“Bearing Witness: Daniel Heyman”

Daniel Heyman’s portraits are like those of few other artists. The viewer encounters not only a person who has suffered but also their story, because Heyman incorporates his subjects’ words into his canvases.

“Bearing Witness: Daniel Heyman” is a collection of portraits of innocent Iraqi victims of torture, African-American men released from prison and immigrants to the United States. The show will be exhibited at the Laband Art Gallery on the LMU campus from Jan. 13–Mar. 13.

Heyman graduated from Dartmouth College in 1985. Long interested in the victims of violence and war, he traveled to France to interview and paint survivors of World War II. But Heyman liked little that he produced. During the Iraq War, when photos of detainees in the Abu Ghraib prison were released, he again was moved to paint the victims of war, and again his work left him dissatisfied.

But then Heyman was invited to meet some of the innocent victims of torture in Abu Ghraib prisonas they were being interviewed by lawyers. From 2005 through 2008, he accompanied a team of human rights attorneys to Jordan and Turkey, where he sat in on dozens of interviews. As Heyman heard the stories of Iraqis who were detained and tortured yet never charged with a crime, their words overwhelmed him. And that was when he realized his portraits were incomplete with those words.

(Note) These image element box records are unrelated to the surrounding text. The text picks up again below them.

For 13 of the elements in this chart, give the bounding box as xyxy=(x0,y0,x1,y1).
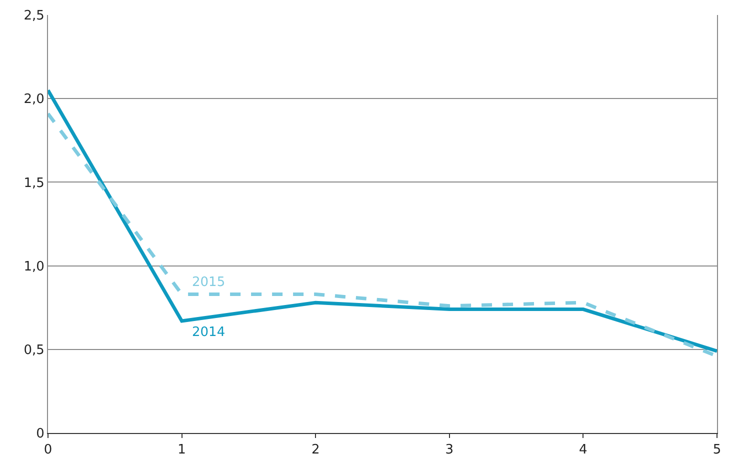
x-tick-label: 5 xyxy=(712,442,722,458)
x-tick-label: 1 xyxy=(178,442,186,458)
y-tick-label: 0,5 xyxy=(24,342,44,358)
series-label: 2014 xyxy=(192,325,226,340)
x-tick-label: 2 xyxy=(311,442,320,458)
y-tick-label: 0 xyxy=(36,426,44,442)
y-tick-label: 2,5 xyxy=(24,8,44,24)
y-tick-label: 1,5 xyxy=(24,176,44,191)
x-tick-label: 4 xyxy=(579,442,588,458)
series-label: 2015 xyxy=(192,275,226,290)
x-tick-label: 3 xyxy=(445,442,454,458)
y-tick-label: 2,0 xyxy=(24,92,44,108)
y-tick-label: 1,0 xyxy=(24,259,44,274)
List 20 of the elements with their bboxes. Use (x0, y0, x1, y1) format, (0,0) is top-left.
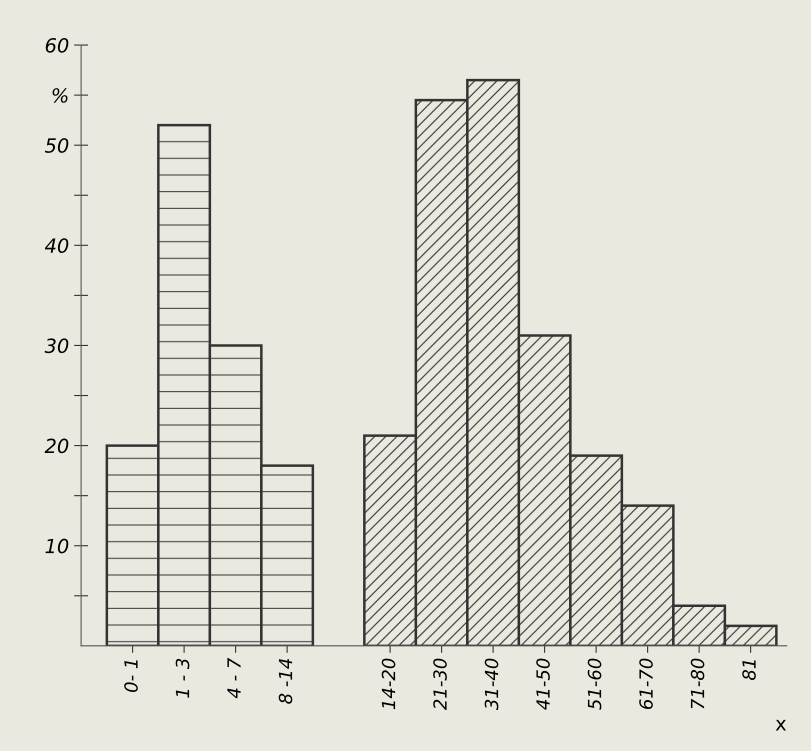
x-tick-label: 4 - 7 (227, 658, 241, 698)
x-tick-label: 8 -14 (278, 658, 292, 704)
x-tick-label: 31-40 (484, 658, 498, 710)
x-tick-label: 41-50 (536, 658, 550, 710)
x-tick-label: 61-70 (639, 658, 653, 709)
y-tick-label: 40 (44, 238, 68, 253)
x-tick-label: 81 (742, 660, 756, 680)
x-tick-label: 0- 1 (124, 660, 138, 692)
x-tick-label: 1 - 3 (176, 658, 190, 698)
x-tick-label: 71-80 (690, 658, 704, 708)
x-tick-label: 14-20 (382, 658, 396, 710)
y-tick-label: % (52, 88, 68, 103)
x-axis-title: x (776, 720, 786, 730)
y-tick-label: 20 (44, 438, 68, 454)
y-tick-label: 10 (46, 538, 68, 554)
y-tick-label: 30 (44, 338, 68, 354)
x-tick-label: 21-30 (433, 658, 447, 710)
y-tick-label: 50 (44, 138, 68, 153)
y-tick-label: 60 (46, 38, 68, 53)
x-tick-label: 51-60 (588, 658, 602, 710)
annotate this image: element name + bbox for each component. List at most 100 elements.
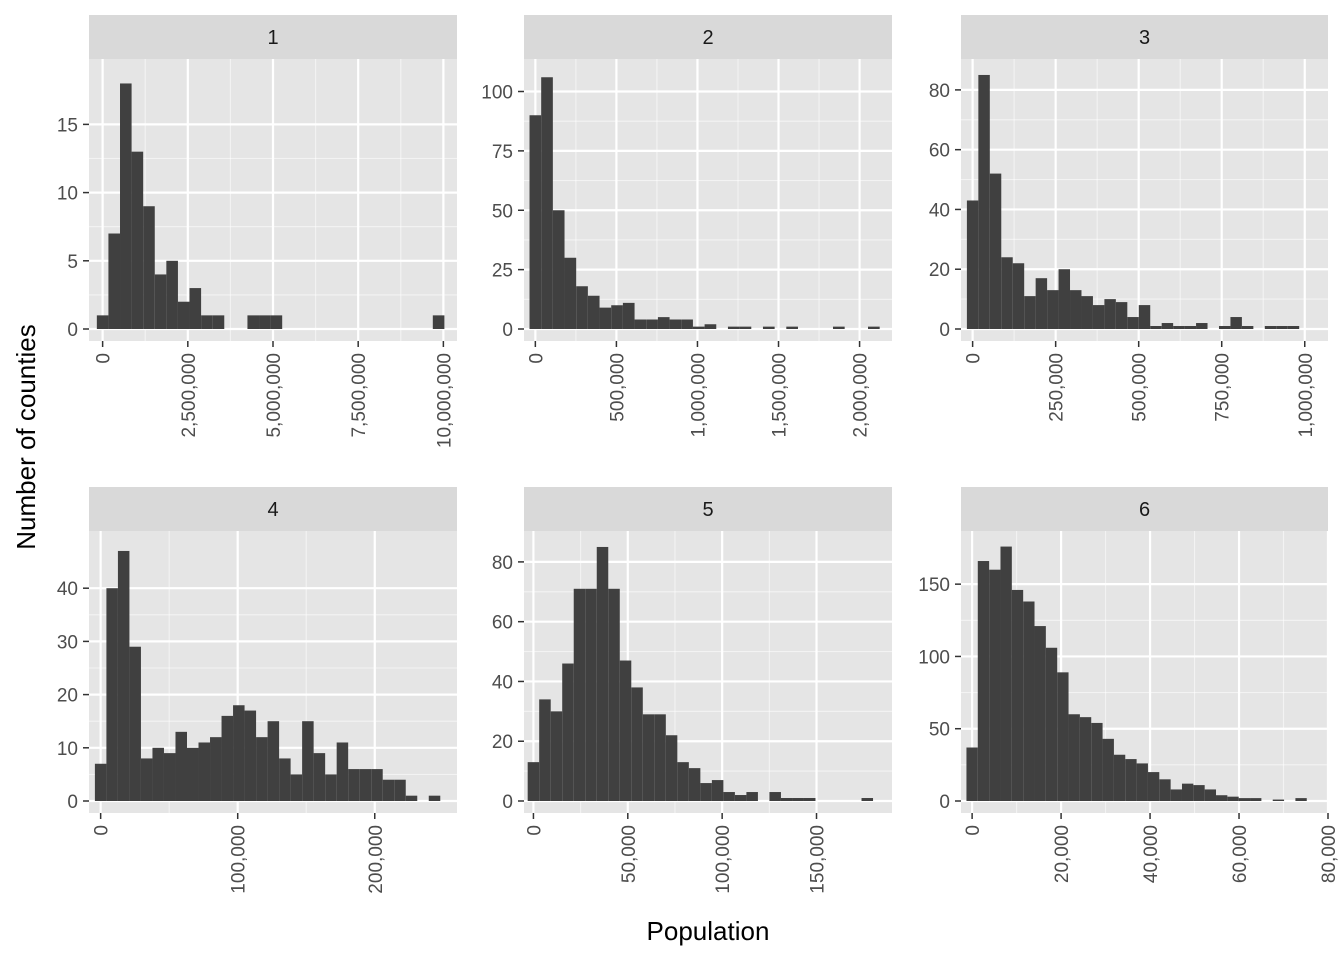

In an artist statement about his work, Heyman wrote, “I hope my paintings enable others to listen, to understand a little bit more about the people we do or do not acknowledge as our neighbors, and to help break down the misunderstandings that keep people separated from one another.”

Carolyn Peter, director of the Laband Art Gallery, finds the process that led to the portraits fascinating.

“During his first visits to the Middle East,” Peter said, “Heyman created his portraits using the drypoint printmaking method. He painstakingly engraved the sitters’ words backwards into the plates so that they could be read forward in the final print. Heyman later switched to watercolors. The dense, vibrant colors and the words swirling around his subjects’ heads pull viewers in for a closer reading.”

Heyman’s work has been shown at Princeton University, Carleton College and elsewhere, and his pieces have been acquired by the Yale University Gallery, the Baltimore Museum of Art and the Library of Congress. He also has received grants from the Guggenheim Foundation and the Rhode Island School of Design, as well as the Pew Fellowship for the Arts.

The Laband Art Gallery is hosting several events (see sidebar) in conjunction with the “Bearing Witness” exhibit, including a March 12 conversation featuring Heyman and Rosemary Healy, a former human rights attorney who accompanied Heyman in the Middle East.

“Bearing Witness: Daniel Heyman” was co-organized by the Laband Art Gallery and the Linfield Gallery at Linfield College in McMinnville, Ore.